Rabia Makhloufi

Personal information
- Nationality: Algeria
- Born: 11 November 1986 (age 39) Ras El Oued, Algeria
- Height: 1.78 m (5 ft 10 in)
- Weight: 68 kg (150 lb)

Sport
- Sport: Athletics
- Event: Steeplechase

Achievements and titles
- Personal bests: 3000 m steeplechase: 9:47.88 (2008) 5000 m: 14:04.85 (2007)

= Rabia Makhloufi =

Algerian steeplechase runner

Rabia Makhloufi (ربيع مخلوف; born November 11, 1986) is an Algerian steeplechase runner. Makhloufi represented Algeria at the 2008 Summer Olympics in Beijing, where he competed for the men's 3000 metres steeplechase.

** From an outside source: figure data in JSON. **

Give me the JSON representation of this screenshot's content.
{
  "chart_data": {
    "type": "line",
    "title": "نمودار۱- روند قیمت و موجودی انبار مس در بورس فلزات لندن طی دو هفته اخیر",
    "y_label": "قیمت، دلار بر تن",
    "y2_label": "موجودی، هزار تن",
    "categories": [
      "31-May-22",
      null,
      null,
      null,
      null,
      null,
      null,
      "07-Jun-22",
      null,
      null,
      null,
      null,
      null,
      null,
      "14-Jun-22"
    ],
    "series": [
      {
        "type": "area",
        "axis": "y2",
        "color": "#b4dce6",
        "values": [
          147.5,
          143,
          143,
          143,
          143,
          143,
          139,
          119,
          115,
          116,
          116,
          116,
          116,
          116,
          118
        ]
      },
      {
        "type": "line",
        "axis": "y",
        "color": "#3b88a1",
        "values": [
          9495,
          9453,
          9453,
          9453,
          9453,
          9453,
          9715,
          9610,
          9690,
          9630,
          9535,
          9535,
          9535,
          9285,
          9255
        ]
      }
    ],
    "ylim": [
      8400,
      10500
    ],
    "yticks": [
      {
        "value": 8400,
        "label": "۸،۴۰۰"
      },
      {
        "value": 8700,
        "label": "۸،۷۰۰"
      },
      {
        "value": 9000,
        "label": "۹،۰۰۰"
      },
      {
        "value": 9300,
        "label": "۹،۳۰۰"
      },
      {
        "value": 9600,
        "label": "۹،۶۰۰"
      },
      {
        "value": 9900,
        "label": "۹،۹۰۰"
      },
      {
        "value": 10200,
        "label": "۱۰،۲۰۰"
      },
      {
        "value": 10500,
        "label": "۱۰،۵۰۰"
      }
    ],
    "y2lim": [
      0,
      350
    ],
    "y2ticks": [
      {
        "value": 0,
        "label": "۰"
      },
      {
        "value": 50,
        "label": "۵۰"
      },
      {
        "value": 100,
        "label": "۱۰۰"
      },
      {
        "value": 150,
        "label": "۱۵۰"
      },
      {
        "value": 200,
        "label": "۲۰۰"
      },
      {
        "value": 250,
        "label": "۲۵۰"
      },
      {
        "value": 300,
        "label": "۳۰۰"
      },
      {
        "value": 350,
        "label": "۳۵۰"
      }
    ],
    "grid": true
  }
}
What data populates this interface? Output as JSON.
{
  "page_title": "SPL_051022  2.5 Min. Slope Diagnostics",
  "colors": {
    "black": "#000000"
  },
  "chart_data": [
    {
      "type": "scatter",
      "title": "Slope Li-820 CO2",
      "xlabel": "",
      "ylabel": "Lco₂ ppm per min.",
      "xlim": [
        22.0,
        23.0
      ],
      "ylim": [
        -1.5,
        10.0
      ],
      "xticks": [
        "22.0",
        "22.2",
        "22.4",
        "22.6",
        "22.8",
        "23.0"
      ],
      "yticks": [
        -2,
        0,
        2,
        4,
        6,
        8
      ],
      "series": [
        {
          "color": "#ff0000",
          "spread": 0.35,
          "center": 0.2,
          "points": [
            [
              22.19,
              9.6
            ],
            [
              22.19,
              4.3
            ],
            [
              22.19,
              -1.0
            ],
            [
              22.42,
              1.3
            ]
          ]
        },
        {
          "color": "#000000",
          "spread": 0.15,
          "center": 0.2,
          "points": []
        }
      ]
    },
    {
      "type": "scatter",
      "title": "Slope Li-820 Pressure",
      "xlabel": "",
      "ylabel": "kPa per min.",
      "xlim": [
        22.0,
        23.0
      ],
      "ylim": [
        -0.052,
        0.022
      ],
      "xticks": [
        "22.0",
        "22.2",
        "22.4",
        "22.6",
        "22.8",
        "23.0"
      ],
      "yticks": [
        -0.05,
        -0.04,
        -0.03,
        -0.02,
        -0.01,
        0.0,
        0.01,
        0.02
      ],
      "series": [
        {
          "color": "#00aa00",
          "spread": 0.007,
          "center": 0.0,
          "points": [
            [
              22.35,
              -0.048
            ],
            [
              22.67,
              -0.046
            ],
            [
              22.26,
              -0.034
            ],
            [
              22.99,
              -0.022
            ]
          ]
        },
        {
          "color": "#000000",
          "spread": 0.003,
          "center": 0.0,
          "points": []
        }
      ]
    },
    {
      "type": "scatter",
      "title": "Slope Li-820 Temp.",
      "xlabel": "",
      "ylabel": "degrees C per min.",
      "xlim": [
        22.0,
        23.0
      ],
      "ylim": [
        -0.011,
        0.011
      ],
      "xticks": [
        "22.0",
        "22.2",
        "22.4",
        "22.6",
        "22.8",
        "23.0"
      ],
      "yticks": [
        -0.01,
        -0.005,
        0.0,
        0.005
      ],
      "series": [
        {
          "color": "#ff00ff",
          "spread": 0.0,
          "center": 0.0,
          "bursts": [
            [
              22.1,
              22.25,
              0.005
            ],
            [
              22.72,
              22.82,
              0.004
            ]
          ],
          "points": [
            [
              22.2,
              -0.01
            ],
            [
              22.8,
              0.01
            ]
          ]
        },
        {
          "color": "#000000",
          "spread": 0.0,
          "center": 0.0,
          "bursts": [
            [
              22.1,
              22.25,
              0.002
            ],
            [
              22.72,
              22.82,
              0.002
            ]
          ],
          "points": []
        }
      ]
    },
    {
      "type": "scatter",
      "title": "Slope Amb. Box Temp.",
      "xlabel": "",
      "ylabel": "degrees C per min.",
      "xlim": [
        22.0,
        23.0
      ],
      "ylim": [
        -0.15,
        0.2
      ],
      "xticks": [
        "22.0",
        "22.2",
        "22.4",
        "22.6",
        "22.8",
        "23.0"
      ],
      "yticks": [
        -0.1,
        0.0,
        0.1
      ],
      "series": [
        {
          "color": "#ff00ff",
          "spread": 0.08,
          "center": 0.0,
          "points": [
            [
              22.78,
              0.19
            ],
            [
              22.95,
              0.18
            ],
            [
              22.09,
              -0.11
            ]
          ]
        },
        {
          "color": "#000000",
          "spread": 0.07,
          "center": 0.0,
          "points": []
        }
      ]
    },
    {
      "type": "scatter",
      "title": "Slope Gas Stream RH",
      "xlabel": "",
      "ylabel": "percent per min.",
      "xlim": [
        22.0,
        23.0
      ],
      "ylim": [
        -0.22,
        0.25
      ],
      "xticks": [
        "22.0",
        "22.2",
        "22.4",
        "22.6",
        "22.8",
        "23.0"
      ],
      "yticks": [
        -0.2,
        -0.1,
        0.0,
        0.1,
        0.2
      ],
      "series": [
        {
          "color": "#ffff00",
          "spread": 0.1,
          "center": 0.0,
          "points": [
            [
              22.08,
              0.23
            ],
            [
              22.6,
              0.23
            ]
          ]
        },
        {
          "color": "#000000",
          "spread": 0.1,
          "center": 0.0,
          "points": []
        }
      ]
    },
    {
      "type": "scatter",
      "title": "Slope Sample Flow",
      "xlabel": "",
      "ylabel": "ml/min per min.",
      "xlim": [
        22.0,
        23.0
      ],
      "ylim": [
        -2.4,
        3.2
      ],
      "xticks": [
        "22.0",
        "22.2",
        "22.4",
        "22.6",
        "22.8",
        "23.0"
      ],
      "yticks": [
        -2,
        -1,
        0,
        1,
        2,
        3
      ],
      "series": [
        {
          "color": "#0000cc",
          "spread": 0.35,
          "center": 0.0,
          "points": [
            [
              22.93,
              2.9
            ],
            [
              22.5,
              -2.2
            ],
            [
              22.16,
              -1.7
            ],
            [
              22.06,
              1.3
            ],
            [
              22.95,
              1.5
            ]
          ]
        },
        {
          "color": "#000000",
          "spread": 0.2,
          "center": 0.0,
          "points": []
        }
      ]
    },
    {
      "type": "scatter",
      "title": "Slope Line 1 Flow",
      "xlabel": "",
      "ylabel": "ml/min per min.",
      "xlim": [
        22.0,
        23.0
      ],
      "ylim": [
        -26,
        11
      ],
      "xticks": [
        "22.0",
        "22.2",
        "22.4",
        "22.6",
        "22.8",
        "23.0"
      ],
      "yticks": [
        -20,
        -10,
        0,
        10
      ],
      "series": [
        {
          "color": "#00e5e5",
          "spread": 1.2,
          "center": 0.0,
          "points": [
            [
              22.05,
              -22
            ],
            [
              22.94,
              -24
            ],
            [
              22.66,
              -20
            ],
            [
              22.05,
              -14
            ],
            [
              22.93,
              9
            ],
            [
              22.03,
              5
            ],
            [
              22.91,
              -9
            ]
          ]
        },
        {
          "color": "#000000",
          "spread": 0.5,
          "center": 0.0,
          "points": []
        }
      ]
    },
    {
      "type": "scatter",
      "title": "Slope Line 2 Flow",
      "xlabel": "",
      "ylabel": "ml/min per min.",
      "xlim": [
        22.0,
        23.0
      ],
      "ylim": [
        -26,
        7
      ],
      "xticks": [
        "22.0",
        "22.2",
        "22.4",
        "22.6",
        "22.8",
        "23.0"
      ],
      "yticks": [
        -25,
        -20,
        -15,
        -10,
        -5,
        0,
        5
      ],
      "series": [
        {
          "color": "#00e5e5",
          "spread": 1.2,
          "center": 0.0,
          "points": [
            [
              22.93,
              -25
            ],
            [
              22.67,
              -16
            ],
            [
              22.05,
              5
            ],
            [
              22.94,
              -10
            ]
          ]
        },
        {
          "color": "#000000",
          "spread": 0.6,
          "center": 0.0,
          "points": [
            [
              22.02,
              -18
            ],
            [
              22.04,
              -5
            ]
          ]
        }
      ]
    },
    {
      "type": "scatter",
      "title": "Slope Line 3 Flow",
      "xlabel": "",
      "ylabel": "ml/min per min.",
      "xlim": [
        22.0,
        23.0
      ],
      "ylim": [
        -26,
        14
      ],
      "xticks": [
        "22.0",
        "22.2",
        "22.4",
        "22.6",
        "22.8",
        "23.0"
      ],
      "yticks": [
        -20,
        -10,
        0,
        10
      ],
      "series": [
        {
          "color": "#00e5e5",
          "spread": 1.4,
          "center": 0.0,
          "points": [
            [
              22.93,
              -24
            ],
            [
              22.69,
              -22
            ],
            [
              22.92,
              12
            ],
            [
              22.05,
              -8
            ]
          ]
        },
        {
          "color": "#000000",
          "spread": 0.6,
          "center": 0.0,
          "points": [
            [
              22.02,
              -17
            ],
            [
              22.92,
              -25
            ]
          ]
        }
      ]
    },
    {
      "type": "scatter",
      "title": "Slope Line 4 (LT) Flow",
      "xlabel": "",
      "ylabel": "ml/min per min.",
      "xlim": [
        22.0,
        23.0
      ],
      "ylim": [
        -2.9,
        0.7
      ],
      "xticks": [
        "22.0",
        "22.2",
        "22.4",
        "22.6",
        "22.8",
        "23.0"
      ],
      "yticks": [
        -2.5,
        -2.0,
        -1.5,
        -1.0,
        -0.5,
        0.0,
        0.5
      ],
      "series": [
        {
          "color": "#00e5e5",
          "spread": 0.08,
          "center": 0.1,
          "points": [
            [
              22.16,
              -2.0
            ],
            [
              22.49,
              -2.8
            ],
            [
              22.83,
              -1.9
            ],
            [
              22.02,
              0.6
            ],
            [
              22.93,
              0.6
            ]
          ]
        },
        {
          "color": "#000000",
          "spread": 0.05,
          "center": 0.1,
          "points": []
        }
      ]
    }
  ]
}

He ran in the first heat against twelve other athletes, including France's Bouabdellah Tahri and Kenya's Brimin Kipruto, who eventually won the gold medal in the final. He finished the race in eighth place by six hundredths of a second (0.06) ahead of Japan's Yoshitaka Iwamizu, with a time of 8:29.74. Makhloufi, however, failed to advance into the final, as he placed twenty-fifth overall and was ranked farther below four mandatory slots for the next round.